Attention, stupid people: You're invited to a football game Sept. 18 at Dick's Sporting Goods Park.
You'll love it. The players are all women, and they're nearly naked.
Seriously. Can you dig it? Women, panties and full-contact football.
Hut, hut, hut.
So high-five your buddy and fire up the Camero and get on out here. It's $15 a ticket, and the guy who invented it expects the debut game to sell out. (Which would produce about $270,000 in gross revenue before food and beverage. Hubba hubba.)
Oh, and the team is called the Denver Dream. Get it? Like, wow, I had a dream there was a football game, but instead of the players being supremely skilled athletes who have religiously perfected blocking techniques since they were 9 years old, they're women wearing bras and tight little panties and it's OK if they occasionally drop a gimme screen pass because, umm, they're wearing bras and panties. And there was beer, too, in the dream! And video games outside! And gosh!
The Denver Dream is one of 10 franchise enlisted for the nascent (I swear I am not making this up) Lingerie Football League, an offshoot of a cable TV pay-per-view stunt televised as an entertainment alternative coinciding with halftime of the NFL's Super Bowl. Inexplicably, somebody at Kroenke Sports Enterprises, which built Dick's Sporting Goods with dozens of youth soccer fields, decided a decent revenue guarantee and the chance to ring up some beer commissions was worth the minor discomfort of knowing that a thinly veiled peep show would be the main attraction in KSE's lovely stadium for a couple of nights this fall.

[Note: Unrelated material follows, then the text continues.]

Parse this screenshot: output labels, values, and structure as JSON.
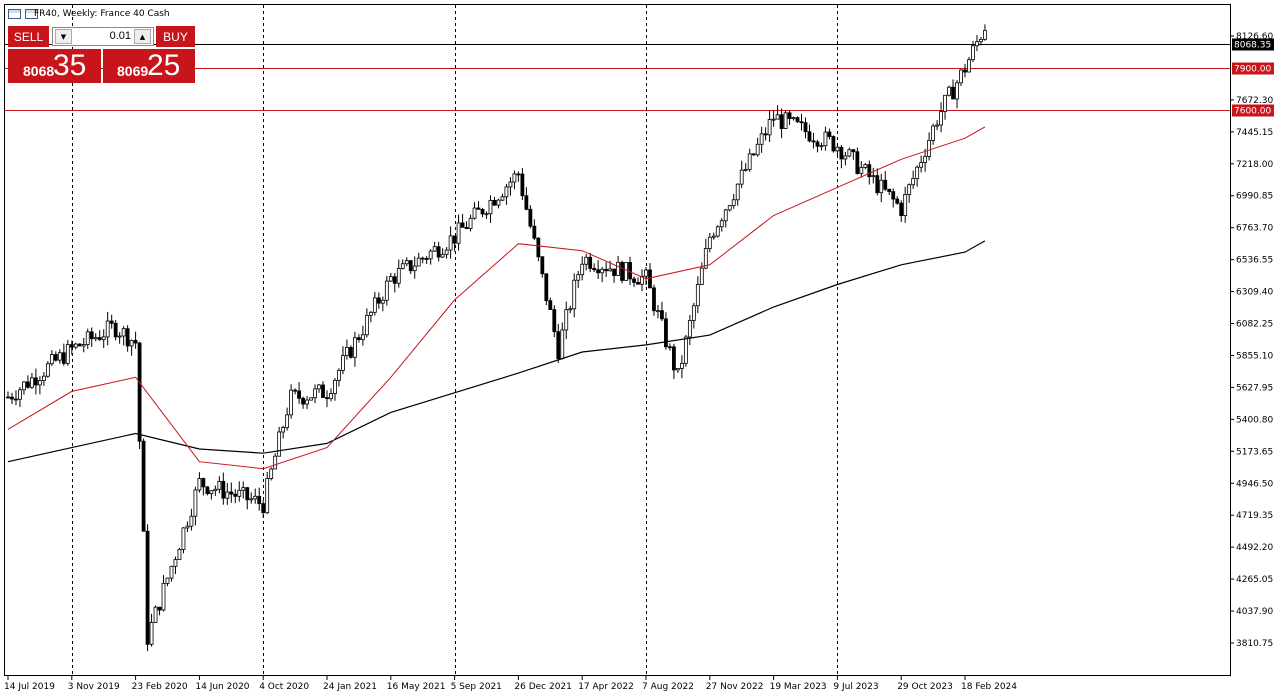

But there's a bright side. Rarely have we had a chance, as a metropolitan-area populace, to demonstrate our stupidity on a large scale at a single moment in time. I don't think we should blow it.
Forget morality. Organizing a group of near-naked amateurs to run through a short list of plays on a football field is not a bad idea just because it objectifies women. As a society, we've already established a solid and profitable record there. Young girls have been taking off their clothes and getting paid for it for a long time.

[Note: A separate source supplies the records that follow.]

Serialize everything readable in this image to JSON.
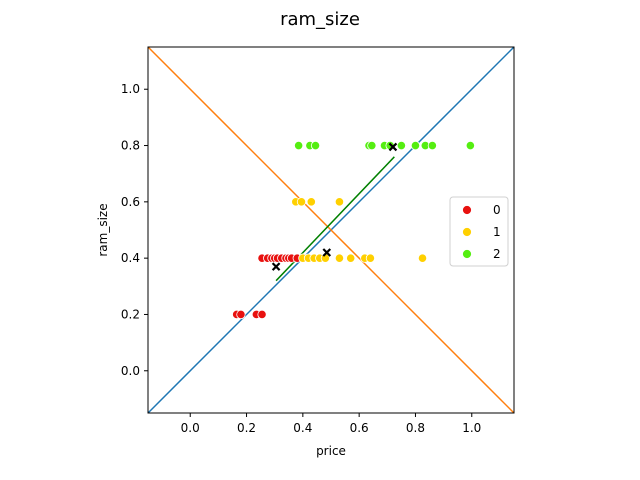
{
  "chart_data": {
    "type": "scatter",
    "title": "ram_size",
    "xlabel": "price",
    "ylabel": "ram_size",
    "xlim": [
      -0.15,
      1.15
    ],
    "ylim": [
      -0.15,
      1.15
    ],
    "xticks": [
      "0.0",
      "0.2",
      "0.4",
      "0.6",
      "0.8",
      "1.0"
    ],
    "yticks": [
      "0.0",
      "0.2",
      "0.4",
      "0.6",
      "0.8",
      "1.0"
    ],
    "grid": false,
    "legend_position": "right",
    "series": [
      {
        "name": "0",
        "color": "#e8110f",
        "points": [
          [
            0.165,
            0.2
          ],
          [
            0.18,
            0.2
          ],
          [
            0.235,
            0.2
          ],
          [
            0.255,
            0.2
          ],
          [
            0.255,
            0.4
          ],
          [
            0.275,
            0.4
          ],
          [
            0.29,
            0.4
          ],
          [
            0.3,
            0.4
          ],
          [
            0.31,
            0.4
          ],
          [
            0.325,
            0.4
          ],
          [
            0.34,
            0.4
          ],
          [
            0.35,
            0.4
          ],
          [
            0.36,
            0.4
          ],
          [
            0.38,
            0.4
          ]
        ]
      },
      {
        "name": "1",
        "color": "#ffd000",
        "points": [
          [
            0.375,
            0.6
          ],
          [
            0.395,
            0.6
          ],
          [
            0.43,
            0.6
          ],
          [
            0.53,
            0.6
          ],
          [
            0.4,
            0.4
          ],
          [
            0.42,
            0.4
          ],
          [
            0.44,
            0.4
          ],
          [
            0.46,
            0.4
          ],
          [
            0.48,
            0.4
          ],
          [
            0.53,
            0.4
          ],
          [
            0.57,
            0.4
          ],
          [
            0.62,
            0.4
          ],
          [
            0.64,
            0.4
          ],
          [
            0.825,
            0.4
          ]
        ]
      },
      {
        "name": "2",
        "color": "#55ee11",
        "points": [
          [
            0.385,
            0.8
          ],
          [
            0.425,
            0.8
          ],
          [
            0.445,
            0.8
          ],
          [
            0.635,
            0.8
          ],
          [
            0.645,
            0.8
          ],
          [
            0.69,
            0.8
          ],
          [
            0.71,
            0.8
          ],
          [
            0.75,
            0.8
          ],
          [
            0.8,
            0.8
          ],
          [
            0.835,
            0.8
          ],
          [
            0.86,
            0.8
          ],
          [
            0.995,
            0.8
          ]
        ]
      }
    ],
    "centroids": [
      [
        0.305,
        0.37
      ],
      [
        0.485,
        0.42
      ],
      [
        0.72,
        0.795
      ]
    ],
    "lines": [
      {
        "color": "#1f77b4",
        "points": [
          [
            -0.15,
            -0.15
          ],
          [
            1.15,
            1.15
          ]
        ]
      },
      {
        "color": "#ff7f0e",
        "points": [
          [
            -0.15,
            1.15
          ],
          [
            1.15,
            -0.15
          ]
        ]
      },
      {
        "color": "#008000",
        "points": [
          [
            0.305,
            0.32
          ],
          [
            0.725,
            0.76
          ]
        ]
      }
    ]
  }
}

I'm thinking much more practically here. I'm looking out for your best interests as you carefully consider how to spend your entertainment dollar. And the truth is, if you want to watch women strip down to it, there are plenty of venues around town that will satisfy. At least you'll be watching practiced professionals who know their way around a vertical pole.
The football part? You'll see far better game demonstrated by youth teams in Jeffco.
That's what makes you a sap if you go. If it's skin you're after, your $15 would be better applied in the form of $1 bills quickly engulfed by garter straps. You'll have closer seats, it never rains, and you won't have to endure a potentially buzz-killing moment should a nubile running back writhe in pain on a snowy field because she just tore up her ACL. (And poof! went the fantasy.) On the other hand, if you're there for the football (yeah, right), you're going to be disappointed after a couple of plays and a punt.
The LFL, smartly, has tucked its brand persona into a tranche populated by wiseacre sports commentators and testosterone. It's all babes, smooth-talkers and celebrities, and the hope is you'll be willing to suspend neural activity long enough to buy into the wink silliness of it all. Lingerie! Girls! Linebacker blitzes!
Ah, but one man's idea of fun is another man's path to easy money. The LFL isn't saying how much it will pay its players, but I'm pretty sure there's no forceful labor union organized behind the scenes to represent the "talent." (Although that's not a bad idea, girls.) If the LFL succeeds, it might just be the most profitable sports league in the country: Low labor costs, relatively high ticket prices, good beer money. And plenty of fans stupid enough to pay for it.